Effects of Temperature Differences in Optimization of Spiral Plate Heat Exchangers

In this research, three aspects of modeling, analyzing, and optimizing spiral plate heat exchangers (SPHEs) are studied. The main objective of this work is to pave the way for comparing manufacturers' designed SPHEs with theoretical designed SPHEs without involving designers in using computational methods. To begin, with assumption of constant overall heat transfer coefficient and specific heat capacities, a mathematical modeling of SPHE based on energy balance equations is developed to model the SPHE as a network of series-connected equivalent internal heat exchangers to determine the temperature distribution in spiral turns. This modeling can facilitate the usage of temperature-enthalpy diagram in SPHEs' analysis and design. Furthermore, a new algorithm for thermal design optimization of SPHEs has been proposed. The proposed algorithm is based on maximizing pressure drops at channels, considering geometric proportion of SPHE and minimizing the total cost simultaneously. To show the proposed method applicability in analyzing thermal and hydraulic design parameters, a single-phase counter-current SPHE is assessed and optimized for different design cases with temperature approach variations.
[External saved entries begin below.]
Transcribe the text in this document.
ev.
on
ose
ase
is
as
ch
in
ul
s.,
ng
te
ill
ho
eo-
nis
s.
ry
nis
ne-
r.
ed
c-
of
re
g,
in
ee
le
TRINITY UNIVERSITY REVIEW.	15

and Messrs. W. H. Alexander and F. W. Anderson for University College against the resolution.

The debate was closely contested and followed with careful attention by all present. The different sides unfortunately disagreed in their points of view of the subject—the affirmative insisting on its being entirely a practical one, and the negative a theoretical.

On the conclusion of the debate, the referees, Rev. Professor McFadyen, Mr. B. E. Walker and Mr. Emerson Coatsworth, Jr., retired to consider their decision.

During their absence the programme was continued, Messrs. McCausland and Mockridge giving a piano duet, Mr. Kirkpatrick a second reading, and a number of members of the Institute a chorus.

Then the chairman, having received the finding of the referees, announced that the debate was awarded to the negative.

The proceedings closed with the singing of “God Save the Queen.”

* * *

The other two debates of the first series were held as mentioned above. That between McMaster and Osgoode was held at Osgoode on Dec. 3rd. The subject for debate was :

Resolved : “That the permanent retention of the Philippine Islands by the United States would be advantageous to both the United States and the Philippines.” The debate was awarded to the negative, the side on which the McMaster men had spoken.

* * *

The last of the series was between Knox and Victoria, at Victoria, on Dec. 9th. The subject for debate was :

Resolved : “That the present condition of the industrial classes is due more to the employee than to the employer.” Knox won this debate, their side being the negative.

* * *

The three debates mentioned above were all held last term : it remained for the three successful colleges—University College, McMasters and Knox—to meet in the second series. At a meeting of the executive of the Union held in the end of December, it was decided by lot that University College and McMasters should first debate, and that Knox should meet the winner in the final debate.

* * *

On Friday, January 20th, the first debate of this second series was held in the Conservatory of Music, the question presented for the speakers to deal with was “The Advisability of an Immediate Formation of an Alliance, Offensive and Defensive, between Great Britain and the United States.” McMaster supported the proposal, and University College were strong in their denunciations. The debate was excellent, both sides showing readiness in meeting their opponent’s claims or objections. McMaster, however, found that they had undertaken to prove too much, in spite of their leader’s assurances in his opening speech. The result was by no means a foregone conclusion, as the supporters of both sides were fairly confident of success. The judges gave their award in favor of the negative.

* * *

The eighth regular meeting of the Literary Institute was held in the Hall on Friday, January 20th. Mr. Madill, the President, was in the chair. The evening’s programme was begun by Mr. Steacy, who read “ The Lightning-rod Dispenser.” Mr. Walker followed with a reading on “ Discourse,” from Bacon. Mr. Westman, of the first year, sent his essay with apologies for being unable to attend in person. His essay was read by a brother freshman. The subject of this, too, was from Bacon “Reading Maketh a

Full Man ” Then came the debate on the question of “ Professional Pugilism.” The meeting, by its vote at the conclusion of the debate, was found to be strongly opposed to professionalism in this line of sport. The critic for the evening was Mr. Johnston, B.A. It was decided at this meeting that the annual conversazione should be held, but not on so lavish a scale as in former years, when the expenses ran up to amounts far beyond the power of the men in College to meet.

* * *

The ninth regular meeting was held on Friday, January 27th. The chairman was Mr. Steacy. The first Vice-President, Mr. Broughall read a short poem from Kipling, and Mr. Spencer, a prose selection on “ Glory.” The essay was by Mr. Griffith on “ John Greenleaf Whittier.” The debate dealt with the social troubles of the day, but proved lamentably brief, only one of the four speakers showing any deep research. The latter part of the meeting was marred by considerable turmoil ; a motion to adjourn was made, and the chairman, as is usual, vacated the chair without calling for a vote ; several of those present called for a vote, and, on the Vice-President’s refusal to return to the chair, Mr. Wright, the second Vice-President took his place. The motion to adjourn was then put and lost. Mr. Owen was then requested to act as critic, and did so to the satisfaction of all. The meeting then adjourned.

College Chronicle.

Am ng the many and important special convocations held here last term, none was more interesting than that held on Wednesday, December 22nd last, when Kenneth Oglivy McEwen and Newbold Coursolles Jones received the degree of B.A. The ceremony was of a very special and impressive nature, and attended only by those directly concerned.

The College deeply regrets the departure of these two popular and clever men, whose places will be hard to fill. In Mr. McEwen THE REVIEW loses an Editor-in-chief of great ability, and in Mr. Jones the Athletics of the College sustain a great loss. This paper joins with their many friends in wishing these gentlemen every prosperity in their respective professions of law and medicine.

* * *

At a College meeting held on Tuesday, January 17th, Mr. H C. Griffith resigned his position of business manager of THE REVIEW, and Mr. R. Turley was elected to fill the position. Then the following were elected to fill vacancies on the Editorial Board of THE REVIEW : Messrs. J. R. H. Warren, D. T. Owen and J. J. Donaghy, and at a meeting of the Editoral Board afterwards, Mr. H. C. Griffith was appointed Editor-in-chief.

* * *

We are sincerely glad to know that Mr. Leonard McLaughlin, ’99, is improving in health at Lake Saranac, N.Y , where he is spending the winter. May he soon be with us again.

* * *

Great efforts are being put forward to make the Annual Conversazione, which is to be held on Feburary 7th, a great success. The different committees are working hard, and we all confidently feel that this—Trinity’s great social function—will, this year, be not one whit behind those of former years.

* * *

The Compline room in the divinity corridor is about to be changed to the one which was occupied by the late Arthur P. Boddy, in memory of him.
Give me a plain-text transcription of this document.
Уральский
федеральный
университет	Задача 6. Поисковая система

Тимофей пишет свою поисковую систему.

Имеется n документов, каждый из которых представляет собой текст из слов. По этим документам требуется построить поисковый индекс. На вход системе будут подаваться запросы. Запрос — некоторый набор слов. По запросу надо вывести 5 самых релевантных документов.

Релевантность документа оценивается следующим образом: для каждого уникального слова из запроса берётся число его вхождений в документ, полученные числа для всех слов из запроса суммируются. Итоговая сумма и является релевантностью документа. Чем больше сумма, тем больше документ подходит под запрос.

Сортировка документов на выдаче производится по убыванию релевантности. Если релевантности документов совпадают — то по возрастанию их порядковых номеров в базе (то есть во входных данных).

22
Results of comparing manufacturers'/standard designed SPHEs and research/theoretical designed SPHEs by defining appropriate geometric proportion ranges confirmed that temperature approach variations can improve SPHE performance to a higher extent, such as finding temperature approach ranges for optimized SPHEs with higher compactness to reduce the manufacturing cost. This fact is revealed by introducing compactness-temperature approach diagram which depicts the geometric optimization of SPHEs and the effects of temperature differences in SPHE's optimization.